Clarina syriaca is a moth of the family Sphingidae. *

Distribution 
It is found from northern Turkey south to northern and western Syria, Lebanon, northern Jordan and Israel. It is also present in central Cyprus. In southern Turkey this species appears to have spread farther west in recent years and can now be found up to Antalya. It is often treated as a subspecies of Clarina kotschyi.
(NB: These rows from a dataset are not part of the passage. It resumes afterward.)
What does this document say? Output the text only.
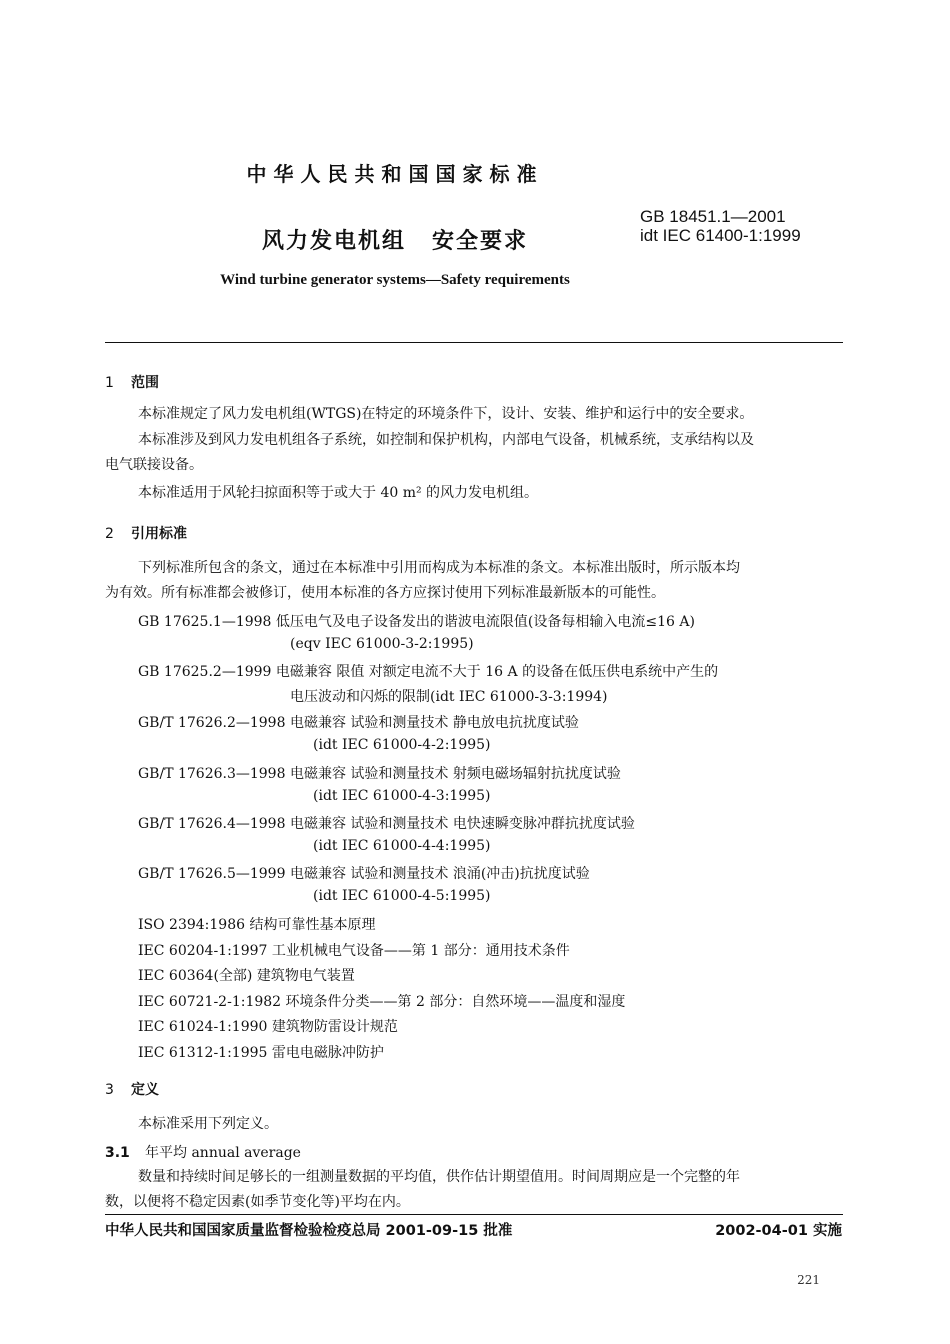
中华人民共和国国家标准
风力发电机组 安全要求
GB 18451.1—2001
idt IEC 61400-1:1999
Wind turbine generator systems—Safety requirements
1 范围
本标准规定了风力发电机组(WTGS)在特定的环境条件下，设计、安装、维护和运行中的安全要求。
本标准涉及到风力发电机组各子系统，如控制和保护机构，内部电气设备，机械系统，支承结构以及
电气联接设备。
本标准适用于风轮扫掠面积等于或大于 40 m² 的风力发电机组。
2 引用标准
下列标准所包含的条文，通过在本标准中引用而构成为本标准的条文。本标准出版时，所示版本均
为有效。所有标准都会被修订，使用本标准的各方应探讨使用下列标准最新版本的可能性。
GB 17625.1—1998 低压电气及电子设备发出的谐波电流限值(设备每相输入电流≤16 A)
(eqv IEC 61000-3-2:1995)
GB 17625.2—1999 电磁兼容 限值 对额定电流不大于 16 A 的设备在低压供电系统中产生的
电压波动和闪烁的限制(idt IEC 61000-3-3:1994)
GB/T 17626.2—1998 电磁兼容 试验和测量技术 静电放电抗扰度试验
(idt IEC 61000-4-2:1995)
GB/T 17626.3—1998 电磁兼容 试验和测量技术 射频电磁场辐射抗扰度试验
(idt IEC 61000-4-3:1995)
GB/T 17626.4—1998 电磁兼容 试验和测量技术 电快速瞬变脉冲群抗扰度试验
(idt IEC 61000-4-4:1995)
GB/T 17626.5—1999 电磁兼容 试验和测量技术 浪涌(冲击)抗扰度试验
(idt IEC 61000-4-5:1995)
ISO 2394:1986 结构可靠性基本原理
IEC 60204-1:1997 工业机械电气设备——第 1 部分：通用技术条件
IEC 60364(全部) 建筑物电气装置
IEC 60721-2-1:1982 环境条件分类——第 2 部分：自然环境——温度和湿度
IEC 61024-1:1990 建筑物防雷设计规范
IEC 61312-1:1995 雷电电磁脉冲防护
3 定义
本标准采用下列定义。
3.1 年平均 annual average
数量和持续时间足够长的一组测量数据的平均值，供作估计期望值用。时间周期应是一个完整的年
数，以便将不稳定因素(如季节变化等)平均在内。
中华人民共和国国家质量监督检验检疫总局 2001-09-15 批准	2002-04-01 实施
221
It favours cultivated valley floors with boulder-strewn streams bordered by vine-covered trees and shrubs. It is also found on hillsides and in mountain valleys with shrubs and isolated trees, and in vineyards. In southern Turkey it is common in the valleys of the foothills of the Toros Mountains where they rise from the coastal plain. Villas and farmhouses with pergolas covered with grapevines are especially favoured.

Description 
The wingspan is 50–65 mm. It is variable in colour (some individuals are more tawny than others) and size. Males are paler than females. The forewing upperside bands and lines are distinct. The pattern is similar to that of Darapsa choerilus. There are two generations per year with adults on wing from May to early July and again in August and September.

Biology 
The larvae have been recorded feeding on Vitis and Parthenocissus species. It generally favours vines of Vitis vinifera hanging down walls, cliffs and from trees.